Link to Pubmed [PMID] – 32986693
Link to DOI – 10.1371/journal.pntd.0008662
PLoS Negl Trop Dis 2020 09; 14(9): e0008662
Leptospirosis is a widespread zoonosis with global impact, particularly among vulnerable populations in resource-poor settings in tropical countries. Rodents have been considered to be the main reservoir of the disease; however, a wide variety of mammals can act as hosts as well. Here we examine the genetic diversity of Leptospira strains from biological samples of patients and animals in French Polynesia (FP) from 2011 to 2019.From 2011 to 2019, we have collected 444 blood samples from patients diagnosed as having leptospirosis. The limited volume of clinical material and low amount of leptospiral DNA in blood samples led us to develop a nested PCR targeting the secY locus that enabled us to amplify and sequence 244 samples (55%). In addition, 20 Leptospira strains recovered from the blood of patients from 2002 to 2011 were sequenced and fully characterized at the serogroup level and used as reference strains for the association of different phylogenetic branches with respective serogroups. The secY sequences were compared with publicly available sequences from patients and animal reservoirs in FP (n = 79). We identified rats as the main source of infection for L. borgpetersenii serogroup Ballum and L. interrogans serogroup Icterohaemorrhagiae, dogs as the main source of infection for L. interrogans serogroup Australis, and farm pigs as the main source of infection for L. interrogans serogroups Pomona or Canicola. L. interrogans was associated with the most severe infections with 10 and 5 fatal cases due to serogroups Icterohaemorrhagiae and Australis, respectively.
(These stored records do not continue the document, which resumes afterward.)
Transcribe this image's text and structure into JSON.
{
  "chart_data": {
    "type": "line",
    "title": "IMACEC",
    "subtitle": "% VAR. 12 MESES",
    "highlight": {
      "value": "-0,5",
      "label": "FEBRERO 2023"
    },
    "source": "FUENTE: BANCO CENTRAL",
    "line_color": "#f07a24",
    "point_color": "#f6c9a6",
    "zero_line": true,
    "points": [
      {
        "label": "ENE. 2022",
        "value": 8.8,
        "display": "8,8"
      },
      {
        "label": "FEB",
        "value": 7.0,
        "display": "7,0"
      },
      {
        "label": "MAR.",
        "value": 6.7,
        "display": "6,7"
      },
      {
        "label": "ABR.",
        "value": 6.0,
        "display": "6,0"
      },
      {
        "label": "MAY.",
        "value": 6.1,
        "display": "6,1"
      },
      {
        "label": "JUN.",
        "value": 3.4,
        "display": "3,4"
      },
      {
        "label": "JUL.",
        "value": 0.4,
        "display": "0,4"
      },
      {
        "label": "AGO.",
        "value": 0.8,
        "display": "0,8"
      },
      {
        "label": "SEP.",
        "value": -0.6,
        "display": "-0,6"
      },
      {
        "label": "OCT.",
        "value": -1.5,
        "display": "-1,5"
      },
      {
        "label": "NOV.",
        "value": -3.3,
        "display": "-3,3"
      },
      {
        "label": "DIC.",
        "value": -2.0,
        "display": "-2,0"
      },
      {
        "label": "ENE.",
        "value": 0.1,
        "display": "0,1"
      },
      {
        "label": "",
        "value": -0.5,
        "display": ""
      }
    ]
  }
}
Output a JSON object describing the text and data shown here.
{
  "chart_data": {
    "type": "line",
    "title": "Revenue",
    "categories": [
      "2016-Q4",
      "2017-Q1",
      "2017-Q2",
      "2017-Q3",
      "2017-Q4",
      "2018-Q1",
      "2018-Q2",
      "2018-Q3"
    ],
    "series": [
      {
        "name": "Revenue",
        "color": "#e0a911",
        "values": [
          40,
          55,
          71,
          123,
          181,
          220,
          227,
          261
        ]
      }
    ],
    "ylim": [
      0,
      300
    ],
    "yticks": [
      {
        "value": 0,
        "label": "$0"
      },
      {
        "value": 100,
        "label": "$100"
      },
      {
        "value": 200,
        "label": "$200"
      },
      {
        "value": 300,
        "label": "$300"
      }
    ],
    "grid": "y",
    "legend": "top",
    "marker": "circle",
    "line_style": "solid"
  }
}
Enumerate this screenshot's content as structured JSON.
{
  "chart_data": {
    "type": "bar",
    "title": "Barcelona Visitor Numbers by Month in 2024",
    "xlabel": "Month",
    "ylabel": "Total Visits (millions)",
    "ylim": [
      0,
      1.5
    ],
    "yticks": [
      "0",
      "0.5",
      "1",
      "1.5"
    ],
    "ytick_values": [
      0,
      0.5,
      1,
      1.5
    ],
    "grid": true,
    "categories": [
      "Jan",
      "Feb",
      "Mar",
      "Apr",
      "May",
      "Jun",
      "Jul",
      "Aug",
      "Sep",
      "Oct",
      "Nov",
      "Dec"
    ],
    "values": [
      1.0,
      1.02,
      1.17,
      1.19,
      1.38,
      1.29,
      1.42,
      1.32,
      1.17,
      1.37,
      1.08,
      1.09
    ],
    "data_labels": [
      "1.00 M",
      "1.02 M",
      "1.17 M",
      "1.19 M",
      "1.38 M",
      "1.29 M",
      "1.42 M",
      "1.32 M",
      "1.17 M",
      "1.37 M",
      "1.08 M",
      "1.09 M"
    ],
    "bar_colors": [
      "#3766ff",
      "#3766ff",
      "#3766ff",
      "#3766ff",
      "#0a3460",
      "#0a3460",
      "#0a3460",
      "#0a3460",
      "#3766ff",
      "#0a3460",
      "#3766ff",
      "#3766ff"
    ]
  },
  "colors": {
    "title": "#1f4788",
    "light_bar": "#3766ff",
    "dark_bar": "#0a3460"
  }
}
Mortality was significantly associated with older age (p-value < 0.001).We described the population dynamics of leptospires circulating among patients in FP, including two patients who were reinfected with unrelated Leptospira genotypes, and clarified the local role of the animal reservoirs in the transmission route of leptospirosis to humans. Routine Leptospira genotyping directly on biological samples should allow the epidemiological follow-up of circulating strains and assess the impact of control interventions on disease transmission.